Respecting the sacrifices made

Published 6:17 pm Thursday, February 13, 2020

It’s that time of year again — time to vote. But the odds are, most people won’t.

It’s a recurring trend in American elections, and although Beaufort County typically has a higher-than-national-average turnout, it’s still pretty lackluster.

In the 2018 primaries, 22.9% of registered voters cast a ballot in Beaufort County, or 7,543 out of 32,899 people. Those 7,500 people were the ones who ended up picking who would be on the ballot in November for important elections such as Sheriff and N.C. House of Representatives.

The last presidential primaries, back in 2016, were only slightly better. Almost 40% of registered voters came out for that one. That election also saw party voters pick their candidates for N.C. Governor, Council of State positions, N.C. House of Representatives and the Beaufort County Board of Commissioners.

For all the talk of how brave men and women sacrificed so much to maintain our rights as Americans, we sure don’t exercise those rights like we should. It’s true though. Aside from the American soldier, patriotic Americans have shed blood to ensure voting rights. African Americans were lynched for demanding the right to participate in the political process. Women seeking suffrage took to the streets, refusing to take no for an answer in the face of a male-dominated system.

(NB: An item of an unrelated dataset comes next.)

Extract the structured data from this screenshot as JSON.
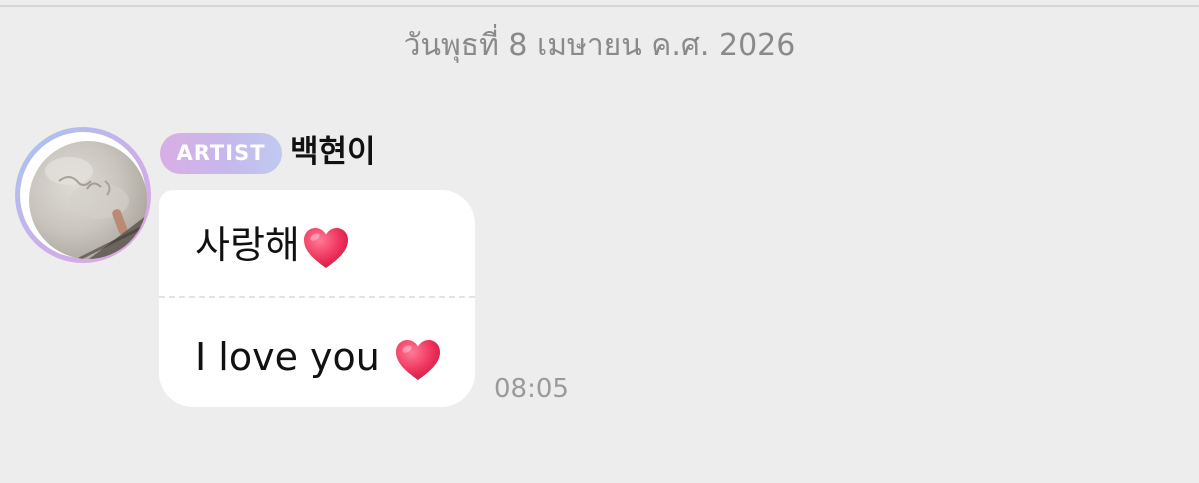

Think about the U.S. Constitution. Three separate amendments address voting. The 15th prohibits federal and state governments from denying the right to vote based on “race, color or previous condition of servitude.” But state governments tried nonetheless through sneaky measures such as poll taxes, literacy tests and outright intimidation.

Then the 19th Amendment guarantees the right to vote for women. It followed an era where women were gradually becoming more independent. Even still, it didn’t quite get the job done for African-American women, Hispanic women and Native American women, who were still sometimes denied the right to vote up until the 1960s and ’70s.

Finally, the 26th Amendment, ratified in 1971, lowered the voting age from 18 to 21. The impetus for that came from the drafting of 18-year-old men who were sent off to fight for the United States in Vietnam. The slogan of the time became “old enough to fight, old enough to vote.”

In short, the story the U.S. Constitution tells is one of steadily expanding the right to vote to more and more Americans. While each step forward has been met with resistance from those who would rather preserve the status quo, today, voting is more accessible than ever before, and we should continue moving in that direction.

It’s not just that the elections themselves matter. They do, of course, and the people we choose to put in office will ultimately guide the direction of our county, state and nation. But beyond that, the right to vote has not come easy for many Americans. If you want to respect the sacrifices that have been made for such progress, the easiest way to do so is to exercise that right and cast your vote.